Novel Efficient Multiwavelet-Based Modulation for Downlink NOMA Systems

A new modulation scheme using multiwavelets for downlink non-orthogonal multiple-access (NOMA) transceivers is presented in this work. Multiwavelets leading to remarkable spectral diversity are exploited to modulate/demodulate the superimposed multi-user signals in downlink NOMA systems, where the discrete multiwavelet transform and the inverse discrete multiwavelet transform are invoked in the new demodulator of the user equipment and the new modulator of the base station, respectively. The performance evaluation and the computational-complexity analysis of our proposed new NOMA scheme are also conducted. Simulation results demonstrate that the proposed new scheme can significantly increase the system capacity while dramatically suppressing the peak-to-average-power ratio (PAPR) compared to the conventional OFDM-based NOMA approach.
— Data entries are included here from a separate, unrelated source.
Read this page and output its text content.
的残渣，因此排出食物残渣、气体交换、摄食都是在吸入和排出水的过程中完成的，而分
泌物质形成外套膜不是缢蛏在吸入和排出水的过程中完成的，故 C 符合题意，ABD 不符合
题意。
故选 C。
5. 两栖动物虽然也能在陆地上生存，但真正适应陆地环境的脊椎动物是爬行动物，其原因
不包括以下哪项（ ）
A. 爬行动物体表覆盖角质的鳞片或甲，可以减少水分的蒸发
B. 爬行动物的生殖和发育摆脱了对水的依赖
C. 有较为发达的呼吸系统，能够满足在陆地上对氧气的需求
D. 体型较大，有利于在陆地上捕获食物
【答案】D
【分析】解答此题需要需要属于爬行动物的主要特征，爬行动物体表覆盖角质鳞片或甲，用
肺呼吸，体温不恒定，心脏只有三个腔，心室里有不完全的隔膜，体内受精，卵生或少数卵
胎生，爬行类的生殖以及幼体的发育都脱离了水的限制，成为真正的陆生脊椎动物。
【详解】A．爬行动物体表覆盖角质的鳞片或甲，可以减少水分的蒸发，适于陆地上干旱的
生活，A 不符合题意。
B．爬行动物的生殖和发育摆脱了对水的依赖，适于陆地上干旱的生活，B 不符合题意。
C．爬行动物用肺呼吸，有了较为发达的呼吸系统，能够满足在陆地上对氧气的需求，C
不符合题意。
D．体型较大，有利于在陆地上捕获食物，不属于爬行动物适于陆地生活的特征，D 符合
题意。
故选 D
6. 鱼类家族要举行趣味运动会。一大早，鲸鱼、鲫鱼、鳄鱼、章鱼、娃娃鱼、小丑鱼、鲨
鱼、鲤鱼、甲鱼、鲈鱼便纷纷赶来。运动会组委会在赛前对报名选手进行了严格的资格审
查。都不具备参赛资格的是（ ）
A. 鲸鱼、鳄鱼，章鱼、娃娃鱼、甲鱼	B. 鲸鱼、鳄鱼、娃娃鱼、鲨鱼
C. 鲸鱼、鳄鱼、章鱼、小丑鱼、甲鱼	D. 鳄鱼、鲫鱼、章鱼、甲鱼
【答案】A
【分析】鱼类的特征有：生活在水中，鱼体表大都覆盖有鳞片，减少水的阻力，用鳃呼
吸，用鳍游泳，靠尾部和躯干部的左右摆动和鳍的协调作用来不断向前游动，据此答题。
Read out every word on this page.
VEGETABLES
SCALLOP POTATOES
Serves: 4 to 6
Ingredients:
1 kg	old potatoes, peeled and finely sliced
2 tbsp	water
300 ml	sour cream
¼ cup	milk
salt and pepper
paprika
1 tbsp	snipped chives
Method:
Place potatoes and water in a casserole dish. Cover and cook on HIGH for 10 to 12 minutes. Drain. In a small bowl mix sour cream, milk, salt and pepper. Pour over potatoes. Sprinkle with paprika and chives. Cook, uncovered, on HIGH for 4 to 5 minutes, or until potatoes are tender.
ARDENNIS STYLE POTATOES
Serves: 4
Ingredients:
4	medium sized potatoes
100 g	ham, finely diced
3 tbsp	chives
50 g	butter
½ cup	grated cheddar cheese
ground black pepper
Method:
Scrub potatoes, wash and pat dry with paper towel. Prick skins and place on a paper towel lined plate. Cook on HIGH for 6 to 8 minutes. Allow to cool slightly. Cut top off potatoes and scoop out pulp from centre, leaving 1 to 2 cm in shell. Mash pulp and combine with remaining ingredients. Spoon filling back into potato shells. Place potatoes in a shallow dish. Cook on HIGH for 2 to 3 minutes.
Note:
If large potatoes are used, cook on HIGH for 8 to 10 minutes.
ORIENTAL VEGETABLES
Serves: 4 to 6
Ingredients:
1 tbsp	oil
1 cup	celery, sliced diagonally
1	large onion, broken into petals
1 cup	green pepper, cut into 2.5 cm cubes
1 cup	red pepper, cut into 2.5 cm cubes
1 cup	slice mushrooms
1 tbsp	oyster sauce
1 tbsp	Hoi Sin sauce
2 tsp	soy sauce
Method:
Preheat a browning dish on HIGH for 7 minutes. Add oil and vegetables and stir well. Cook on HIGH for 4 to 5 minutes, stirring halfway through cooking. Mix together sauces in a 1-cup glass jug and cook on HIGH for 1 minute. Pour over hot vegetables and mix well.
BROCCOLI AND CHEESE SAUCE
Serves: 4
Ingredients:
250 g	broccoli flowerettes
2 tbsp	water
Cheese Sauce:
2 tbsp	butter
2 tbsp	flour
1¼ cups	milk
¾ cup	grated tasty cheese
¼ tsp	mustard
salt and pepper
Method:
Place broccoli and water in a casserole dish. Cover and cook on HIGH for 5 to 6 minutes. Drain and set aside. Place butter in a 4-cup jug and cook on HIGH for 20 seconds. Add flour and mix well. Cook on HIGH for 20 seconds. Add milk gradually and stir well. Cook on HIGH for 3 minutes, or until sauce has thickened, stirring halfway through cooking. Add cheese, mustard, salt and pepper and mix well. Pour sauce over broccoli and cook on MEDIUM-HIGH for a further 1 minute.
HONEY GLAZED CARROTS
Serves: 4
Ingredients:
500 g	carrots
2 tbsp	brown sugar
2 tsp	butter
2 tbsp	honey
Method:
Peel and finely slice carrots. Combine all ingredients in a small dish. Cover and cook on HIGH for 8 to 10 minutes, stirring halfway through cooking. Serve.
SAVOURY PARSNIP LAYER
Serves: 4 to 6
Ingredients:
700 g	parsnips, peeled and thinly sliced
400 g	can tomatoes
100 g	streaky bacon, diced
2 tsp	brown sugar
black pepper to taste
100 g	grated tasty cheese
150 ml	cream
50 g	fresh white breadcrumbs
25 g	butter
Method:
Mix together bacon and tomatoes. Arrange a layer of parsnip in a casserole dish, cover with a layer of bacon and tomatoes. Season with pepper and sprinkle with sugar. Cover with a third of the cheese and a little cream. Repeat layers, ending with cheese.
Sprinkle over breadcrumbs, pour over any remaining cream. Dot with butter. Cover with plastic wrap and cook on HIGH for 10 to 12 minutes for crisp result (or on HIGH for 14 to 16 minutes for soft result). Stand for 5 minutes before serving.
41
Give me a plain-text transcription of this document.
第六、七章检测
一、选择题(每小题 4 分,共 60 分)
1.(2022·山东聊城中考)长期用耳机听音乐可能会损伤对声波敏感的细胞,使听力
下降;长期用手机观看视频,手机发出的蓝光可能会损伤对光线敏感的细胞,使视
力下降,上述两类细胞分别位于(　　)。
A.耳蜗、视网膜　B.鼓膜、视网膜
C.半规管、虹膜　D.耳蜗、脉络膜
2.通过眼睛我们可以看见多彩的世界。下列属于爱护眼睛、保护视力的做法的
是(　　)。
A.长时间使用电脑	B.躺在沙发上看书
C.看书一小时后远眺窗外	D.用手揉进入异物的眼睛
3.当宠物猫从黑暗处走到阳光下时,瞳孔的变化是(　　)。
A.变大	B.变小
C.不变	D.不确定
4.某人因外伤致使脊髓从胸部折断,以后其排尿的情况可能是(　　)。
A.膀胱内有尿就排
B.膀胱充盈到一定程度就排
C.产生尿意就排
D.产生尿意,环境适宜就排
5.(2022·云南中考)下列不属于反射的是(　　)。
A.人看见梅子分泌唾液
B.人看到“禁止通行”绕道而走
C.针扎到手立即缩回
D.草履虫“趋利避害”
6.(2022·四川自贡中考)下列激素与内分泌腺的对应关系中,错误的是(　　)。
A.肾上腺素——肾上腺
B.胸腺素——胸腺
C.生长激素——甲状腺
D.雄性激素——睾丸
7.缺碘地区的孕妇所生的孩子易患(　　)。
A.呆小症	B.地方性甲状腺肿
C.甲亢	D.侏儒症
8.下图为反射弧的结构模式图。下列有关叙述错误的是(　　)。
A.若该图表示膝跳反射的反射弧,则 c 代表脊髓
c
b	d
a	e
Meanwhile, our new scheme can achieve the same system capacity as the scalar-wavelet-based NOMA approach but with a lower PAPR at little extra cost of computational-complexity. All of these three aforementioned NOMA schemes can result in the identical bit-error-rate under the same signal-to-noise ratio condition.

Automated summary

This work presents a new modulation scheme using multiwavelets for downlink NOMA systems, which can significantly increase system capacity while suppressing PAPR. Compared to other NOMA schemes, it can achieve lower PAPR with slightly higher computational complexity while maintaining the same system capacity. All three NOMA schemes can achieve identical bit-error-rate under the same signal-to-noise ratio condition.